In this case the claimant successfully challenged a Senior Coroner’s decision not to resume an adjourned inquest into the death of his mother, Ms Baker.
The claimant’s sister had been admitted to hospital under section 2 of the Mental Health Act 1983 and later remained in hospital as a voluntary patient on an open ward. She absconded from hospital and staff raised concerns with the police that she was “unwell and psychotic” and further raised concerns as to the welfare of Ms Baker, the claimant’s mother. Several days later, police found Ms Baker deceased in her home and the claimant’s sister was arrested. An inquest was opened and adjourned pending the conclusion of the criminal proceedings.
There was no criminal trial due to an acceptable plea having been entered by the claimant’s sister.
An internal ‘route cause analysis’ investigation report was undertaken by Oxford Health NHS Foundation Trust and a Domestic Homicide Review was undertaken by Oxford Safer Communities Partnership.
The Senior Coroner decided not to resume the inquest and upheld this decision after being invited to reconsider it by the claimant. The test applied by the coroner when deciding whether the inquest ought to be resumed in accordance with paragraph 8 of Schedule 1 of the Coroners and Justice Act 2009 was: “..whether the facts of the death [had] been adequately aired in public”. He concluded that the issues to be determined had been adequately aired at the Crown Court trial and that the aforementioned investigations (in combination with the Crown Court trial) were sufficient to satisfy Article 2 European Convention on Human Rights.
It was submitted on behalf of the claimant that:
(1) the Senior Coroner applied the wrong test when deciding whether or not to resume the inquest; and
(2) that the investigations he relied on to make his determination were not capable of discharging the investigative duty under Article 2 of the ECHR and/or the common law obligations to do so.
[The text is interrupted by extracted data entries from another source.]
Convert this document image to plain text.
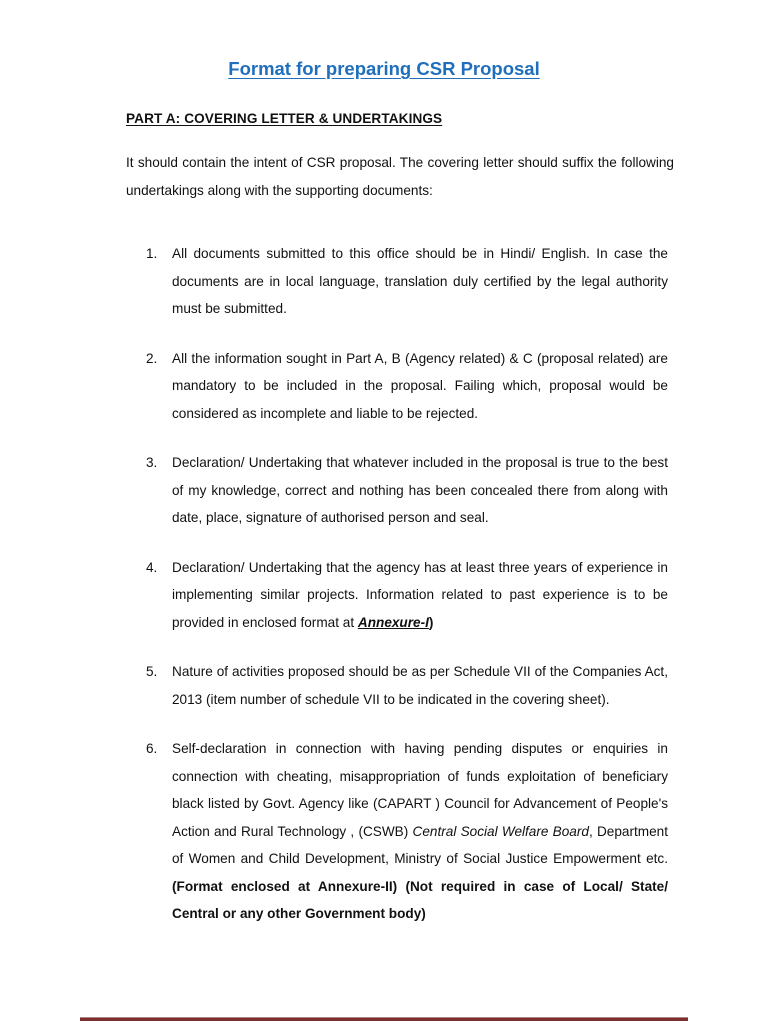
Format for preparing CSR Proposal
PART A: COVERING LETTER & UNDERTAKINGS

It should contain the intent of CSR proposal. The covering letter should suffix the following undertakings along with the supporting documents:

1. All documents submitted to this office should be in Hindi/ English. In case the documents are in local language, translation duly certified by the legal authority must be submitted.
2. All the information sought in Part A, B (Agency related) & C (proposal related) are mandatory to be included in the proposal. Failing which, proposal would be considered as incomplete and liable to be rejected.
3. Declaration/ Undertaking that whatever included in the proposal is true to the best of my knowledge, correct and nothing has been concealed there from along with date, place, signature of authorised person and seal.
4. Declaration/ Undertaking that the agency has at least three years of experience in implementing similar projects. Information related to past experience is to be provided in enclosed format at Annexure-I)
5. Nature of activities proposed should be as per Schedule VII of the Companies Act, 2013 (item number of schedule VII to be indicated in the covering sheet).
6. Self-declaration in connection with having pending disputes or enquiries in connection with cheating, misappropriation of funds exploitation of beneficiary black listed by Govt. Agency like (CAPART ) Council for Advancement of People's Action and Rural Technology , (CSWB) Central Social Welfare Board, Department of Women and Child Development, Ministry of Social Justice Empowerment etc. (Format enclosed at Annexure-II) (Not required in case of Local/ State/ Central or any other Government body)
It was decided that the Senior Coroner had applied the wrong test for the resumption of the inquest. The test required the coroner to consider “whether there is sufficient reason for resuming the inquest”. The investigative duty under Article 2 was noted to be “clearly triggered”. There had been no Crown Court trial (an acceptable plea had been entered) and the investigations were not public: the NHS Trust’s investigation was internal and the Domestic Homicide Review was marked ‘private and confidential’. The Senior Coroner’s decision not to resume the inquest was therefore unlawful and in breach of both the investigative duty under Article 2 ECHR and the common law.
The Chief Coroner noted that 16(3) of the Coroners and Justice Act 2009 “expressly envisages, rather than discourages” the resumption of an inquest after a criminal conviction.
So, in short, this decision has offered further clarity about how coroners should approach the task of resuming an inquest after a criminal conviction to ensure that deaths are fully investigated.